Saturday, April 14, 2007

Review: the Downfall of Pompeii

The Downfall of Pompeii is a game by Klaus-Jürgen Wrede for 2-4 players ages 10 and up. Originally published by Amigo, it is distributed in the United States by Mayfair Games. It plays in around 45 minutes.


In 63 AD a strong earthquake heavily damaged the Roman city of Pompeii and scared away many of the inhabitants who feared that the neighboring volcano Vesuvius might be about to erupt. When no eruption was immediately forthcoming, wealthy citizens began moving back to Pompeii, taking advantage of the recent vacancies. For a time, Pompeii enjoyed a bit of a renaissance but the land boom was about to end abruptly with a boom of another sort. On August 24, 79 AD Vesuvius erupted, burying the city in ash and lava and effectively spoiling a fine summer day for a lot of people.

The Downfall of Pompeii is a game played in two parts: the first part simulates the land rush with players trying to put as many citizens as possible into the city; the second part simulates the mad panic of the eruption with players trying to pull as many citizens out of the city and to safety as possible before the city is completely buried.

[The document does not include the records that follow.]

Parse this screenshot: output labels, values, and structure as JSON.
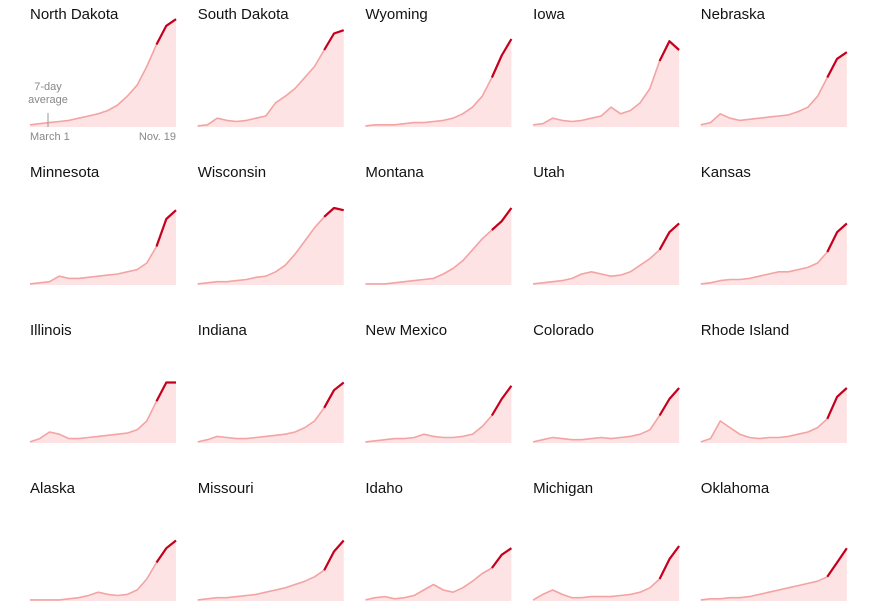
{
  "chart_data": [
    {
      "type": "line",
      "title": "North Dakota",
      "ylim": [
        0,
        100
      ],
      "annotation": [
        "7-day",
        "average"
      ],
      "xlabels": [
        "March 1",
        "Nov. 19"
      ],
      "series": [
        {
          "color": "#f4a3a3",
          "values": [
            2,
            3,
            4,
            5,
            6,
            8,
            10,
            12,
            15,
            20,
            28,
            38,
            55,
            75,
            92,
            98
          ]
        },
        {
          "color": "#c4001d",
          "values": [
            null,
            null,
            null,
            null,
            null,
            null,
            null,
            null,
            null,
            null,
            null,
            null,
            null,
            75,
            92,
            98
          ]
        }
      ]
    },
    {
      "type": "line",
      "title": "South Dakota",
      "ylim": [
        0,
        100
      ],
      "series": [
        {
          "color": "#f4a3a3",
          "values": [
            1,
            2,
            8,
            6,
            5,
            6,
            8,
            10,
            22,
            28,
            35,
            45,
            55,
            70,
            85,
            88
          ]
        },
        {
          "color": "#c4001d",
          "values": [
            null,
            null,
            null,
            null,
            null,
            null,
            null,
            null,
            null,
            null,
            null,
            null,
            null,
            70,
            85,
            88
          ]
        }
      ]
    },
    {
      "type": "line",
      "title": "Wyoming",
      "ylim": [
        0,
        100
      ],
      "series": [
        {
          "color": "#f4a3a3",
          "values": [
            1,
            2,
            2,
            2,
            3,
            4,
            4,
            5,
            6,
            8,
            12,
            18,
            28,
            45,
            65,
            80
          ]
        },
        {
          "color": "#c4001d",
          "values": [
            null,
            null,
            null,
            null,
            null,
            null,
            null,
            null,
            null,
            null,
            null,
            null,
            null,
            45,
            65,
            80
          ]
        }
      ]
    },
    {
      "type": "line",
      "title": "Iowa",
      "ylim": [
        0,
        100
      ],
      "series": [
        {
          "color": "#f4a3a3",
          "values": [
            2,
            3,
            8,
            6,
            5,
            6,
            8,
            10,
            18,
            12,
            15,
            22,
            35,
            60,
            78,
            70
          ]
        },
        {
          "color": "#c4001d",
          "values": [
            null,
            null,
            null,
            null,
            null,
            null,
            null,
            null,
            null,
            null,
            null,
            null,
            null,
            60,
            78,
            70
          ]
        }
      ]
    },
    {
      "type": "line",
      "title": "Nebraska",
      "ylim": [
        0,
        100
      ],
      "series": [
        {
          "color": "#f4a3a3",
          "values": [
            2,
            4,
            12,
            8,
            6,
            7,
            8,
            9,
            10,
            11,
            14,
            18,
            28,
            45,
            62,
            68
          ]
        },
        {
          "color": "#c4001d",
          "values": [
            null,
            null,
            null,
            null,
            null,
            null,
            null,
            null,
            null,
            null,
            null,
            null,
            null,
            45,
            62,
            68
          ]
        }
      ]
    },
    {
      "type": "line",
      "title": "Minnesota",
      "ylim": [
        0,
        100
      ],
      "series": [
        {
          "color": "#f4a3a3",
          "values": [
            1,
            2,
            3,
            8,
            6,
            6,
            7,
            8,
            9,
            10,
            12,
            14,
            20,
            35,
            60,
            68
          ]
        },
        {
          "color": "#c4001d",
          "values": [
            null,
            null,
            null,
            null,
            null,
            null,
            null,
            null,
            null,
            null,
            null,
            null,
            null,
            35,
            60,
            68
          ]
        }
      ]
    },
    {
      "type": "line",
      "title": "Wisconsin",
      "ylim": [
        0,
        100
      ],
      "series": [
        {
          "color": "#f4a3a3",
          "values": [
            1,
            2,
            3,
            3,
            4,
            5,
            7,
            8,
            12,
            18,
            28,
            40,
            52,
            62,
            70,
            68
          ]
        },
        {
          "color": "#c4001d",
          "values": [
            null,
            null,
            null,
            null,
            null,
            null,
            null,
            null,
            null,
            null,
            null,
            null,
            null,
            62,
            70,
            68
          ]
        }
      ]
    },
    {
      "type": "line",
      "title": "Montana",
      "ylim": [
        0,
        100
      ],
      "series": [
        {
          "color": "#f4a3a3",
          "values": [
            1,
            1,
            1,
            2,
            3,
            4,
            5,
            6,
            10,
            15,
            22,
            32,
            42,
            50,
            58,
            70
          ]
        },
        {
          "color": "#c4001d",
          "values": [
            null,
            null,
            null,
            null,
            null,
            null,
            null,
            null,
            null,
            null,
            null,
            null,
            null,
            50,
            58,
            70
          ]
        }
      ]
    },
    {
      "type": "line",
      "title": "Utah",
      "ylim": [
        0,
        100
      ],
      "series": [
        {
          "color": "#f4a3a3",
          "values": [
            1,
            2,
            3,
            4,
            6,
            10,
            12,
            10,
            8,
            9,
            12,
            18,
            24,
            32,
            48,
            56
          ]
        },
        {
          "color": "#c4001d",
          "values": [
            null,
            null,
            null,
            null,
            null,
            null,
            null,
            null,
            null,
            null,
            null,
            null,
            null,
            32,
            48,
            56
          ]
        }
      ]
    },
    {
      "type": "line",
      "title": "Kansas",
      "ylim": [
        0,
        100
      ],
      "series": [
        {
          "color": "#f4a3a3",
          "values": [
            1,
            2,
            4,
            5,
            5,
            6,
            8,
            10,
            12,
            12,
            14,
            16,
            20,
            30,
            48,
            56
          ]
        },
        {
          "color": "#c4001d",
          "values": [
            null,
            null,
            null,
            null,
            null,
            null,
            null,
            null,
            null,
            null,
            null,
            null,
            null,
            30,
            48,
            56
          ]
        }
      ]
    },
    {
      "type": "line",
      "title": "Illinois",
      "ylim": [
        0,
        100
      ],
      "series": [
        {
          "color": "#f4a3a3",
          "values": [
            1,
            4,
            10,
            8,
            4,
            4,
            5,
            6,
            7,
            8,
            9,
            12,
            20,
            38,
            55,
            55
          ]
        },
        {
          "color": "#c4001d",
          "values": [
            null,
            null,
            null,
            null,
            null,
            null,
            null,
            null,
            null,
            null,
            null,
            null,
            null,
            38,
            55,
            55
          ]
        }
      ]
    },
    {
      "type": "line",
      "title": "Indiana",
      "ylim": [
        0,
        100
      ],
      "series": [
        {
          "color": "#f4a3a3",
          "values": [
            1,
            3,
            6,
            5,
            4,
            4,
            5,
            6,
            7,
            8,
            10,
            14,
            20,
            32,
            48,
            55
          ]
        },
        {
          "color": "#c4001d",
          "values": [
            null,
            null,
            null,
            null,
            null,
            null,
            null,
            null,
            null,
            null,
            null,
            null,
            null,
            32,
            48,
            55
          ]
        }
      ]
    },
    {
      "type": "line",
      "title": "New Mexico",
      "ylim": [
        0,
        100
      ],
      "series": [
        {
          "color": "#f4a3a3",
          "values": [
            1,
            2,
            3,
            4,
            4,
            5,
            8,
            6,
            5,
            5,
            6,
            8,
            15,
            25,
            40,
            52
          ]
        },
        {
          "color": "#c4001d",
          "values": [
            null,
            null,
            null,
            null,
            null,
            null,
            null,
            null,
            null,
            null,
            null,
            null,
            null,
            25,
            40,
            52
          ]
        }
      ]
    },
    {
      "type": "line",
      "title": "Colorado",
      "ylim": [
        0,
        100
      ],
      "series": [
        {
          "color": "#f4a3a3",
          "values": [
            1,
            3,
            5,
            4,
            3,
            3,
            4,
            5,
            4,
            5,
            6,
            8,
            12,
            25,
            40,
            50
          ]
        },
        {
          "color": "#c4001d",
          "values": [
            null,
            null,
            null,
            null,
            null,
            null,
            null,
            null,
            null,
            null,
            null,
            null,
            null,
            25,
            40,
            50
          ]
        }
      ]
    },
    {
      "type": "line",
      "title": "Rhode Island",
      "ylim": [
        0,
        100
      ],
      "series": [
        {
          "color": "#f4a3a3",
          "values": [
            1,
            4,
            20,
            14,
            8,
            5,
            4,
            5,
            5,
            6,
            8,
            10,
            14,
            22,
            42,
            50
          ]
        },
        {
          "color": "#c4001d",
          "values": [
            null,
            null,
            null,
            null,
            null,
            null,
            null,
            null,
            null,
            null,
            null,
            null,
            null,
            22,
            42,
            50
          ]
        }
      ]
    },
    {
      "type": "line",
      "title": "Alaska",
      "ylim": [
        0,
        100
      ],
      "series": [
        {
          "color": "#f4a3a3",
          "values": [
            1,
            1,
            1,
            1,
            2,
            3,
            5,
            8,
            6,
            5,
            6,
            10,
            20,
            35,
            48,
            55
          ]
        },
        {
          "color": "#c4001d",
          "values": [
            null,
            null,
            null,
            null,
            null,
            null,
            null,
            null,
            null,
            null,
            null,
            null,
            null,
            35,
            48,
            55
          ]
        }
      ]
    },
    {
      "type": "line",
      "title": "Missouri",
      "ylim": [
        0,
        100
      ],
      "series": [
        {
          "color": "#f4a3a3",
          "values": [
            1,
            2,
            3,
            3,
            4,
            5,
            6,
            8,
            10,
            12,
            15,
            18,
            22,
            28,
            45,
            55
          ]
        },
        {
          "color": "#c4001d",
          "values": [
            null,
            null,
            null,
            null,
            null,
            null,
            null,
            null,
            null,
            null,
            null,
            null,
            null,
            28,
            45,
            55
          ]
        }
      ]
    },
    {
      "type": "line",
      "title": "Idaho",
      "ylim": [
        0,
        100
      ],
      "series": [
        {
          "color": "#f4a3a3",
          "values": [
            1,
            3,
            4,
            2,
            3,
            5,
            10,
            15,
            10,
            8,
            12,
            18,
            25,
            30,
            42,
            48
          ]
        },
        {
          "color": "#c4001d",
          "values": [
            null,
            null,
            null,
            null,
            null,
            null,
            null,
            null,
            null,
            null,
            null,
            null,
            null,
            30,
            42,
            48
          ]
        }
      ]
    },
    {
      "type": "line",
      "title": "Michigan",
      "ylim": [
        0,
        100
      ],
      "series": [
        {
          "color": "#f4a3a3",
          "values": [
            1,
            6,
            10,
            6,
            3,
            3,
            4,
            4,
            4,
            5,
            6,
            8,
            12,
            20,
            38,
            50
          ]
        },
        {
          "color": "#c4001d",
          "values": [
            null,
            null,
            null,
            null,
            null,
            null,
            null,
            null,
            null,
            null,
            null,
            null,
            null,
            20,
            38,
            50
          ]
        }
      ]
    },
    {
      "type": "line",
      "title": "Oklahoma",
      "ylim": [
        0,
        100
      ],
      "series": [
        {
          "color": "#f4a3a3",
          "values": [
            1,
            2,
            2,
            3,
            3,
            4,
            6,
            8,
            10,
            12,
            14,
            16,
            18,
            22,
            35,
            48
          ]
        },
        {
          "color": "#c4001d",
          "values": [
            null,
            null,
            null,
            null,
            null,
            null,
            null,
            null,
            null,
            null,
            null,
            null,
            null,
            22,
            35,
            48
          ]
        }
      ]
    }
  ]
}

Inside the large box, you'll find an 8 page color rule booklet, a very attractive game board, a deck of 62 full sized game cards, 140 wooden player tokens, a cloth bag, 45 sturdy tiles, and (best of all) a very cool plastic volcano that fits in a hole in the game board. All of the components are very attractive and functional. The artwork is clear and the iconography is simple to understand. The rule booklet is quite complete with plenty of detailed examples and full color illustrations. Players should have no difficulty learning this game.


This is a pretty simple game that in many ways really feels like two games played back to back.

The first game feels a bit like a card game. Players have a hand of four cards. Each card bears the number of a residence in the city. Players play a card from their hand and then place a citizen in the corresponding residence. Then the player draws another card into his hand and the next player goes. After the first few rounds, a player can earn the right to place more than one citizen at a time in the city by choosing a residence that already has a few citizens in it. Sometimes a player draws an omen card which grants that player the right to appease the volcano gods by picking up another player's citizen token and tossing it into the volcano. I consider this delightful good fun. There's nothing quite like a little human sacrifice to spice up a game, I always say!

Eventually the volcano erupts at which point the first game is over. Players toss out their remaining cards, put any left over citizens back in the box and get ready for the second game.

The second game plays more like a tile laying abstract strategy game. Players take turns drawing a lava tile from the bag. Each tile has a symbol which matches one of the six symbols on the board: helmet, mask, scroll, column, and coin. The tile must be placed adjacent to a matching tile already on the board (or next to the appropriate start space). If it lands on a square that contains citizens then those citizens are unceremoniously chucked into the volcano. (Whee!) After placing a tile the player then tries to move two of his or her citizens closer to one of the city gates. Any citizens that manage to leave the city through one of the city gates count as victory points. He who rescues the most citizens wins!


I really like the Downfall of Pompeii. I like the fact that the game is so very simple to learn. I've been able to teach this game to gamers and non-gamers alike and not once has anyone had any difficulty understanding the game. I also really like the fun of tossing bits into the volcano. Call it sadistic or twisted if you like; I call it good fun. It's not a perfect game. There is definitely a lot of luck. Drawing the right card and getting lucky tile draws counts for quite a bit. Nevertheless there are enough important choices to be made that the better player should win most of the time.

The Downfall of Pompeii plays fast, it's easy to learn, it's attractive, and it's fun. If you're looking for a light family game that you can play with non-gamers and gamers alike you should give it a try.